La position de l’Allemagne est cependant ambigüe. L’Autriche s’oppose autant au gaz qu’au nucléaire, tout comme le Luxembourg. L’Allemagne est contre le nucléaire, mais sa position sur le gaz ne semble pas claire. Comme réponse officielle à la Commission européenne, fin janvier, elle prêchait pour le gaz, mais aujourd’hui, des divergences se montrent au gouvernement allemand, les socialistes étant pour, les écologistes contre, rapporte Euractiv.

Base juridique

Avant de lancer les procédures, l’Allemagne attend le vote du Conseil européen, « puis nous vérifierons si tout est juridiquement correct et irréprochable », explique le ministre de l’Économie et de la Protection du climat Robert Habeck. Si l’Allemagne veut batailler contre le texte, elle doit lancer son offensive sur le front juridique. La proposition a été élaborée sous une forme juridique particulière, à savoir « l’acté délégué ». Il s’agit d’une procédure accélérée qui permet aux Etats membres de déléguer leurs pouvoirs législatifs à la Commission. Or, le gouvernement allemand estime qu’il n’y aurait pas eu besoin de cette procédure.

C’est qu’on ne peut pas porter plainte sur base du contenu d’une proposition, explique le porte-parole du gouvernement, Steffen Hebestreit. Il ne voit cependant pas vraiment le projet aboutir. La base juridique choisie par la Commission lui semble assez solide.

Les Verts contre le gaz?

Fin janvier, après le document envoyé à la Commission, les Grünen, parti écologiste allemand, ont pris la résolution de s’opposer coûte que coûte aux deux énergies en question. Elle oblige les ministres, issus du parti, « d’examiner si l’acte délégué est défendable et, si ce n’est pas le cas, d’engager sa propre action en justice contre la classification de l’énergie nucléaire et du gaz naturel dans la taxonomie verte de l’UE ou, à défaut, de se joindre à l’action en justice de l’Autriche et du Luxembourg en la matière », cite encore Euractiv. Le gouvernement fédéral allemand, en place depuis seulement quatre mois, semble en tout cas dans une situation d’imbroglio.

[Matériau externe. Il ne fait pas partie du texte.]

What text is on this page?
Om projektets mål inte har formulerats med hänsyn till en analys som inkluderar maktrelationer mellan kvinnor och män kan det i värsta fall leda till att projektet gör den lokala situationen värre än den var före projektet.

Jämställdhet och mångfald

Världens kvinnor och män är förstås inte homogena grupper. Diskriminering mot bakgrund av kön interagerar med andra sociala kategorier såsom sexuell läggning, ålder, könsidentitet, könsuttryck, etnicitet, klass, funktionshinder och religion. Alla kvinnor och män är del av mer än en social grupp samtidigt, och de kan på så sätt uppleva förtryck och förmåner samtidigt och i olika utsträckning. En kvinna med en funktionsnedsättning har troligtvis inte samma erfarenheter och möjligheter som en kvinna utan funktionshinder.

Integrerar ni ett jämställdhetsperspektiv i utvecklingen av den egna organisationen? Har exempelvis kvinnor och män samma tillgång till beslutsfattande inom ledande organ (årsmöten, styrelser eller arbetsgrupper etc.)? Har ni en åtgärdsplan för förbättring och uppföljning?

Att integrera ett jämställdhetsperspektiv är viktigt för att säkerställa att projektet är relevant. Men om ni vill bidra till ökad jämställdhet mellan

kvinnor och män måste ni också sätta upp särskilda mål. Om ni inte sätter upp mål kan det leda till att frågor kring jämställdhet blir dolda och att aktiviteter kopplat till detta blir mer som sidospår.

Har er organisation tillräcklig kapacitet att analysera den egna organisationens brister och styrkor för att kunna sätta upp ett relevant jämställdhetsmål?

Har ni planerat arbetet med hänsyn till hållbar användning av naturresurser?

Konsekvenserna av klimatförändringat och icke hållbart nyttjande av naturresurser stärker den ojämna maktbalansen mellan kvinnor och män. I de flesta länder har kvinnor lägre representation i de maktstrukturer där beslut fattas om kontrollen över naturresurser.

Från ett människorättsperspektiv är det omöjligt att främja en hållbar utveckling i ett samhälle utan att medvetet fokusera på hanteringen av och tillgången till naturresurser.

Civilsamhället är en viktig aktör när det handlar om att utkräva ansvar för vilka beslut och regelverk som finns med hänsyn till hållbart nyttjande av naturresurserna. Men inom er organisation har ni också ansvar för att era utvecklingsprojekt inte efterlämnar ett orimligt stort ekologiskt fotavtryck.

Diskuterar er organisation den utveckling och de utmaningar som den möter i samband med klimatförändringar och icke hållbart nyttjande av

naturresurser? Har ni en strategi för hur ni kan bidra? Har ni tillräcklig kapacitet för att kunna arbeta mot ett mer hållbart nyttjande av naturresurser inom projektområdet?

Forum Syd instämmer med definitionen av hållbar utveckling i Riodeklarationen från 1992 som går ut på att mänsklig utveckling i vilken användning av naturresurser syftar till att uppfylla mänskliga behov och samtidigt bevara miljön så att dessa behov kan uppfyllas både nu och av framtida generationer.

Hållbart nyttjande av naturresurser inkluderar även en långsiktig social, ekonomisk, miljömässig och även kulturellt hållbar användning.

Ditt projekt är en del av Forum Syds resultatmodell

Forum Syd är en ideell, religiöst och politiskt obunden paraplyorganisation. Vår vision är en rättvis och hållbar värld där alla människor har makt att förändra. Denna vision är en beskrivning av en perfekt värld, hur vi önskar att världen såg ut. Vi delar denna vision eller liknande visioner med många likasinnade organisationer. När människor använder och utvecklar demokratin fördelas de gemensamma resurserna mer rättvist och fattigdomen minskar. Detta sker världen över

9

La Belgique est particulièrement discrète quand il s’agit de ce texte européen. C’est qu’il est une synthèse du plus grand désaccord vivaldien : le nucléaire, le MR est pour, les partenaires de la majorité non. Le gaz, les deux partis verts mènent l’idée d’y recourir pour sortir du nucléaire, en admettant que cela augmente les chiffres des émissions de CO2 en Belgique, alors qu’à niveau européen, les centrales à gaz visées par le texte sont censées réduire les émissions (elles doivent remplacer les centrales à charbon, sinon elles ne sont pas éligibles au fonds). Le débat sur les aides pour les ménages face à la situation d’inflation des prix de l’énergie a encore souligné un paradoxe : pas de réduction de la TVA, car le gaz est jugé polluant, et il ne faudrait pas encourager sa consommation.

Quels autres alliés anti-nucléaire et anti-gaz?

D’autres pays s’expriment aussi contre le gaz et le nucléaire comme énergie verte, mais n’ont pas encore prononcé le souhait de porter plainte ou de se joindre à la plainte autrichienne et luxembourgeoise. L’Espagne cependant est souvent pointée du doigt comme un poids dans la balance. Mais la ministre de la Transition écologique, Teresa Ribera, dit que cela nécessiterait d’abord une analyse juridique claire.

L’Autriche cependant semble certaine que l’Espagne montera également dans la barque. L’Autriche est somme toute confiante, car des avocats avaient analysé le texte, l’année dernière, et n’avaient pas trouvé de base juridique solide.

Ce texte promet en tout cas de tenir l’Europe et les sphères politiques en haleine, tout un temps encore.